'Oxon Pilgrimage'

Memory sites or les lieux de mémoire as Pierre Nora discussed in his 'Between Memory and History' article (1989:07), featured in the special edition (No.26) of the Representations Journal on memory and counter-memory, is where "memory crystallises and secretes itself at a particular historical moment". Nora observes that with the diminishing of societies such as peasant cultures through the 'movement of democratization and mass culture on a global scale', collective memories have fractured. Thus the depletion of family reserves of memory the phenomenon of lieux de mémoire now becomes the 'embodiment of memory in certain sites where a sense of historical continuity persists' because real environments of memory (people) have passed and no longer exist.  

A memory site of value for me on a personal level is a particular area in south Oxfordshire. Within the rural hamlets of Russell's Water, Maidensgrove and Pishill, lay memories of ancestors. The Norman church on the hilltop at Pishill houses two plaques bearing the names of my great uncles Aaron and William Gorton who lost their lives fighting in the first World War. My deceased mother recounted family stories of the uncles she never met of which I can no longer recall. However, their stories (whether true or false) fill my thoughts on entering the lieu de mémoire. These sons of farm labourers took on real characters for me to communicate with on an artistic level.

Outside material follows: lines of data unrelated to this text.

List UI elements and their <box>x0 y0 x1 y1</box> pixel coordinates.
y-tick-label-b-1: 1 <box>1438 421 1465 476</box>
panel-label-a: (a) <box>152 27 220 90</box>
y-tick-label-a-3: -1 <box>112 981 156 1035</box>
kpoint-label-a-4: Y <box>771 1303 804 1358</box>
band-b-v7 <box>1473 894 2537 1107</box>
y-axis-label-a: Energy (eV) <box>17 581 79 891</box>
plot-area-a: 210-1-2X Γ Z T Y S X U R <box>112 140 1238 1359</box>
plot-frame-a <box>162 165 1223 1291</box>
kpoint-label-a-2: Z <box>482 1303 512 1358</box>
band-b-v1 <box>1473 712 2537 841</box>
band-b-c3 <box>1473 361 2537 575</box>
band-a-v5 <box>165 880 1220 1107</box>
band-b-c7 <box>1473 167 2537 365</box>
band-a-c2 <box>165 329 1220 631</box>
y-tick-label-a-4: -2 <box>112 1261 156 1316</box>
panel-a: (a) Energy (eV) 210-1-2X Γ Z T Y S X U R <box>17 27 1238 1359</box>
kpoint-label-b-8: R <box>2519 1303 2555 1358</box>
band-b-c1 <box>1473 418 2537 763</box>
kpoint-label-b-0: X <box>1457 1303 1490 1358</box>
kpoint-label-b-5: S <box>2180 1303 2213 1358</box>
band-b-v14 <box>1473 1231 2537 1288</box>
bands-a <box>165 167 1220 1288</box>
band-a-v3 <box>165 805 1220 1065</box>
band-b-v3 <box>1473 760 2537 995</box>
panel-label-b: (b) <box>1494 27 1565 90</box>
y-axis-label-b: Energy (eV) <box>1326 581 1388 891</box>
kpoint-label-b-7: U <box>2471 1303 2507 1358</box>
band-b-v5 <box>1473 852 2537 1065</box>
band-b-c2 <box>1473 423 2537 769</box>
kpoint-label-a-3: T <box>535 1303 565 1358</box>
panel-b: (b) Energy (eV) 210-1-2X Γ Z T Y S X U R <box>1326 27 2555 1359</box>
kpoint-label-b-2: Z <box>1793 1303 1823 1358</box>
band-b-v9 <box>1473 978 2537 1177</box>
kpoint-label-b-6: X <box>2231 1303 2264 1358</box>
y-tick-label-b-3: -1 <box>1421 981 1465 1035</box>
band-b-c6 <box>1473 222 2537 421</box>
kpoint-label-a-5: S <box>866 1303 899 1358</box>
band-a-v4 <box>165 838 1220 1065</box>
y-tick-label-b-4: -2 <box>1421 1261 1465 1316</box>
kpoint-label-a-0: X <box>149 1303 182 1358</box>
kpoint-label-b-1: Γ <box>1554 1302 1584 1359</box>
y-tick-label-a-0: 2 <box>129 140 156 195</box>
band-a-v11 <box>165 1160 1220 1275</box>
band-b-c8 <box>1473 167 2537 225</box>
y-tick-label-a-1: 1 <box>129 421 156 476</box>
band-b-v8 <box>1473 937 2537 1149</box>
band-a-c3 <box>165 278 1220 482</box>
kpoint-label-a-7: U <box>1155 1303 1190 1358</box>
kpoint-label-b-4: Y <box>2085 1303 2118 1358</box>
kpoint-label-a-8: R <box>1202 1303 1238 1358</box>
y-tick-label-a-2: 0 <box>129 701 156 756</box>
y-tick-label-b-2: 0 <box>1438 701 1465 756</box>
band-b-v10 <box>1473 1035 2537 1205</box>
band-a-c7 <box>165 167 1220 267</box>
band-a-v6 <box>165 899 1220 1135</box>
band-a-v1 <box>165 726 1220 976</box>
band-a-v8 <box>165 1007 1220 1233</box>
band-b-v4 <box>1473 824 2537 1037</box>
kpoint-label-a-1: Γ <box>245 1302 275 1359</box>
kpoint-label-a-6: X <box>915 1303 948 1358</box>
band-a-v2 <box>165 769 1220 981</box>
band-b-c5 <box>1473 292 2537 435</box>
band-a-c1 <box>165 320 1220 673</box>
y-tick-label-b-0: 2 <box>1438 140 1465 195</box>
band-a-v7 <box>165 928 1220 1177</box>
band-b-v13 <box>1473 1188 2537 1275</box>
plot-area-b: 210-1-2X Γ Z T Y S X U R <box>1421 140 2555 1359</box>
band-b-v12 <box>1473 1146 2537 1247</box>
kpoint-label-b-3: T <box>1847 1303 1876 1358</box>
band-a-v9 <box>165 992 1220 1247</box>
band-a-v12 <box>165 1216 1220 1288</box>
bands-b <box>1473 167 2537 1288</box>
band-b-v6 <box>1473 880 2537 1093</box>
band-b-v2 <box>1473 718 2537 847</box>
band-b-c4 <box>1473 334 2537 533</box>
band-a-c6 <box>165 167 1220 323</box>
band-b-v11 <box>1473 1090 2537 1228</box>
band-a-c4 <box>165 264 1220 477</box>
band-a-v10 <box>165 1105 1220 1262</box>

My new work Oxon Pilgrimage, 2018 records the journey I took this spring to walk in the footsteps of my ancestors and visited sites which have a connection to my family's stories. Accompanying me were two specific artworks, puppets and crows, and together we ventured to these familial lands, marking the occasion through photographs and written records. The pond at Russell's Water has a significance for me. You may remember a scene from the iconic 1968 film Chitty, Chitty, Bang, Bang (dir: Ken Hughes) in which the character Truly Scrumptious swerves her car (CUB 1) narrowly missing truanting school children Jeremy and Jemima Potts and runs into the duck pond. I drove to this very site and placed one of my puppets and a crow in the exact position of the film still shown. The significance of this act was that I had encountered embodied memories through this specific site.  
Film Still: Truly Scrumptious
driving into the duck pond
at Russell's Water.
 
Leiu de mémoire (Chitty) 2018
Sara Jayne Harris

Chitty-Chitty-Bang-Bang
My mother was born and raised in Russell's Water, playing at the duck pond as a child. My father worked as a scenic joiner (chippy) on this film and constructed Chitty Chitty Bang Bang's seating boat structures (there were six versions of this car for filming). Chitty was filmed around the the locality of Russell's Water, Maidensgrove, and Nettlebed. The film was loosely based on Ian Fleming's 1964 children's fantasy novel Chitty-Chitty-Bang-Bang: The Magical Car. My maternal ancestor worked at the Fleming Family residence, Joyce Grove in Nettlebed.